Monday, May 30, 2011

The Right Train

Once upon a time, the unknowning author jumped on the self-publishing train and rode it with the wind in her hair, waiting to arrive at the ultlimate destination...bestseller success. The train never arrived.

Today, however, one boards any of several trains to reach success. The key is boarding the right train. You can step on the self-publishing train and realize when others reach success that you left your luggage at home. You can ride the traditional train and watch others reach success while you never find the right point to disembark.

Enough of the metaphor. Frankly, you can publish any way you like and find some semblance of success. To some, success is selling ten thousand books and having income to justify not going to a nine-to-five job. Others want the fame. Some crave legendary status.

We have a gazillion options, and that screws with our heads.

Sharon Bailey wrote last week in Writer Unboxed, in a post entitled The State of the Stigma, that a lot of the self-publishing stigma is gone, and some of it still hangs around. For instance, did you notice, as I have, that one can publish an ebook without the self-publishing stigma but go with Lulu.com or AuthorHouse and you fall back into that old "stench" of being a self-pubbing novice? As Sharon states, "These firms stand at the absolute bottom of the self-publishing food chain." No wonder so many writers have swarmed to ebooks.

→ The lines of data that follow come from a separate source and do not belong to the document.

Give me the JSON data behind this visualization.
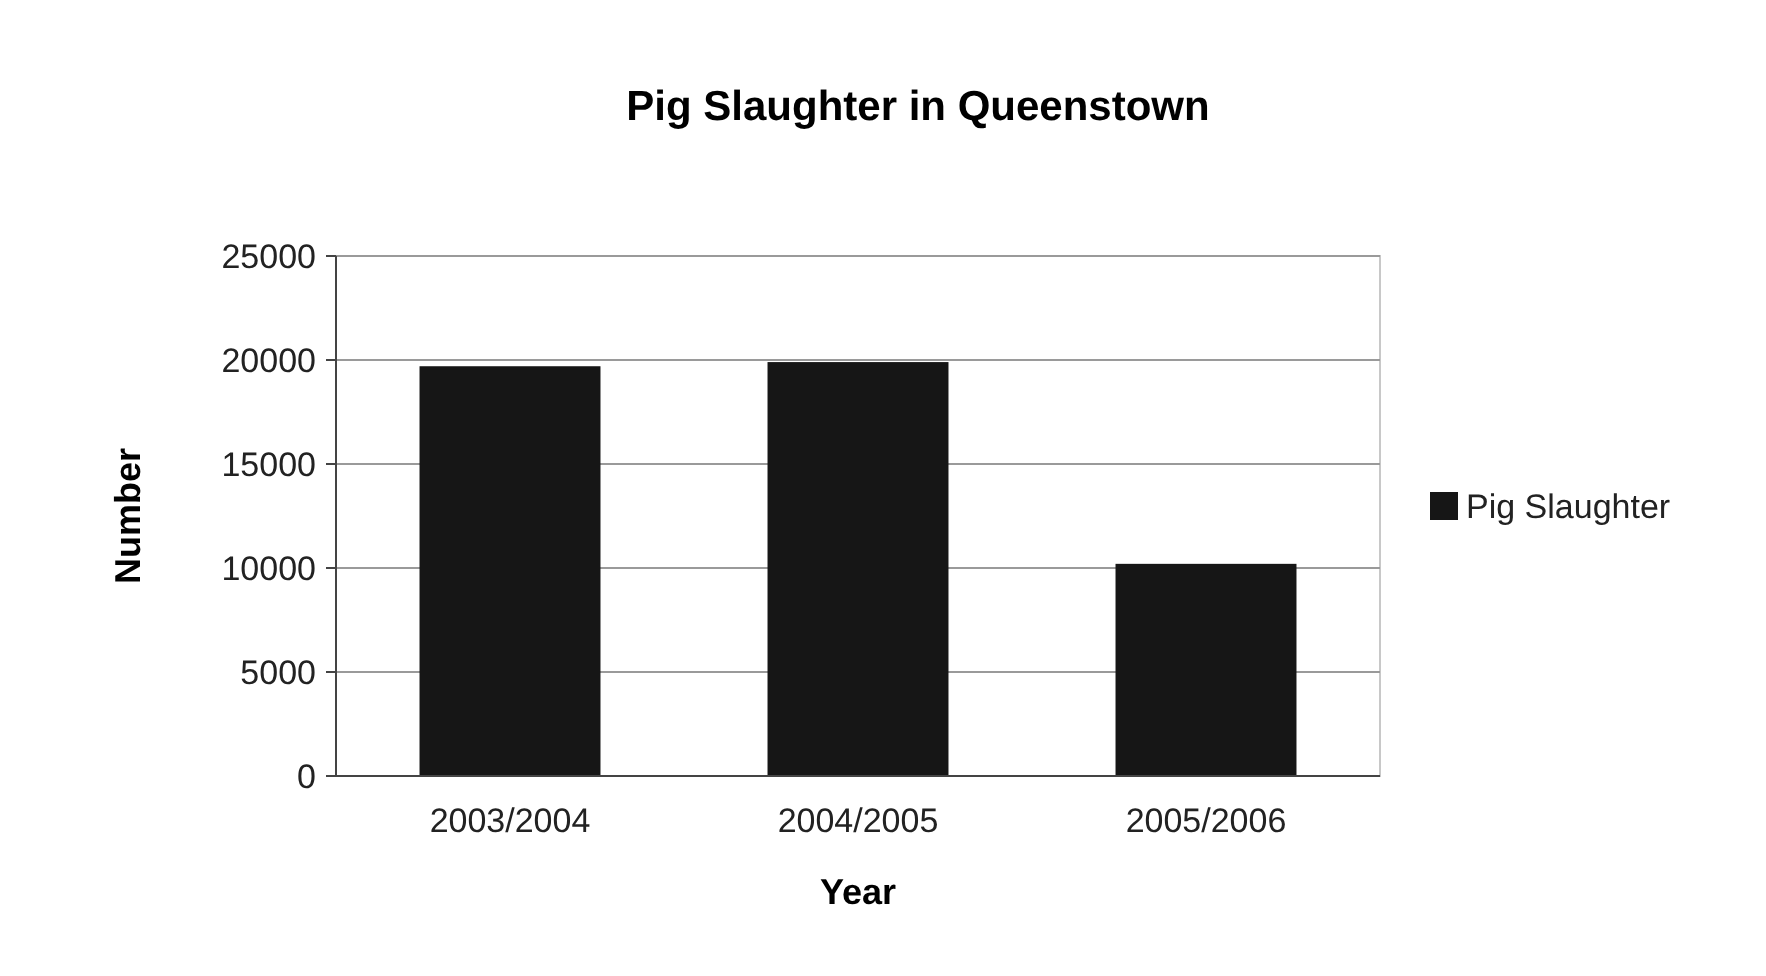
{
  "chart_data": {
    "type": "bar",
    "title": "Pig Slaughter in Queenstown",
    "xlabel": "Year",
    "ylabel": "Number",
    "categories": [
      "2003/2004",
      "2004/2005",
      "2005/2006"
    ],
    "series": [
      {
        "name": "Pig Slaughter",
        "color": "#161616",
        "values": [
          19700,
          19900,
          10200
        ]
      }
    ],
    "ylim": [
      0,
      25000
    ],
    "yticks": [
      0,
      5000,
      10000,
      15000,
      20000,
      25000
    ],
    "grid": "y",
    "legend": "right"
  }
}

She practices what she preaches, too. "As an author mindful of conventions, I opted out of using iUniverse when I realized it carried a stigma, even after having signed a contract, used a number of its services and received its Editor’s Choice award. Instead I switched gears to the more widely acceptable approach of purchasing my own ISBN number, assigning it to my very own indie “publishing” company created for this purpose and independently hiring a designer, a copy-editor and a printer. Frankly, it was a hassle. iUniverse had done a terrific job holding had my hand, which made my busy life much easier. But the upshot is I can now set my own price and drop my “publisher’s” name with pride, as if it were a small, literary press."

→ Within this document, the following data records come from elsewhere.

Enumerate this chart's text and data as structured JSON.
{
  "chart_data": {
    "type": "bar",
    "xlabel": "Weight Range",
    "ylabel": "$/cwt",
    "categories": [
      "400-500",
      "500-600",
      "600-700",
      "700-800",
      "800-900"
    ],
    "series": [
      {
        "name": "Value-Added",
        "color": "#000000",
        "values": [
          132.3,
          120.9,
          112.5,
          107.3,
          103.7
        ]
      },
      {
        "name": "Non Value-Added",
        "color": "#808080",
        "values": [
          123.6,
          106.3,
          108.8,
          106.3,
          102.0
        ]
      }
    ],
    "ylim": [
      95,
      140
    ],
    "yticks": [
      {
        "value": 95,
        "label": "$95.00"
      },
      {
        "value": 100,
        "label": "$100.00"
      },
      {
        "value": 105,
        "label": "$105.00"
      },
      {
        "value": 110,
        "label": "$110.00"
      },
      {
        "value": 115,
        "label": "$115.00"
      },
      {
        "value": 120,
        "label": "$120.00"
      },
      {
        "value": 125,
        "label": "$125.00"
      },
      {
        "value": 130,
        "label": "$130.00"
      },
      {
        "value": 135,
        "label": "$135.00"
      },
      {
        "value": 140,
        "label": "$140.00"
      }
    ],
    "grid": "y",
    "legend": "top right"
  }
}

Cost isn't an issue, though, at least in the long run. You pay for the priviledge of it all. You receive all royalties and foot the publishing bill yourself, or you pay nothing up front and take small royalties. So I don't get into too much argument about the cost. You pay now or pay later.

And while traditional publishers DO open more doors for you versus someone with an iUniverse label on his book, you have less creative license with the design, promotion and delivery of the traditional book. But then, you have to work your BUTT off finding markets for your work - markets that accept self-pubbed works and don't lock-step with the traditional world.

The difference I do see is this. It's only in some circles, but it's in most book review circles and contests, which can make a difference in your plans. A traditional author gets to lead with the name of her publisher. Instant credibility since everyone knows that editors and a board or two approved this book's integrity.

If you fight as a self-pubbed author and build a name for yourself, however, you become a celebrity. Someone from the masses who rose up and thumbed his nose at the powers-that-be. Like Amanda Hocking, you become somebody who defied the odds yet still belongs to the ranks of the common man.

So, you can find success on any train. It's a matter of studying each route, determining which stops you want to make along the way, deciding if the end success is the one you want. I think it's time we realized that we can do whatever the heck it is we want to do. It's nobody's fault, and there is no one publishing savior. There are enough options out there for us to find a way. And if we choose the wrong one, it's on our shoulders, not necessarily the industry's.

1 comment:

Sioux said...

You're so right, Hope. The definiton of "fame" or "success" depends on the writer.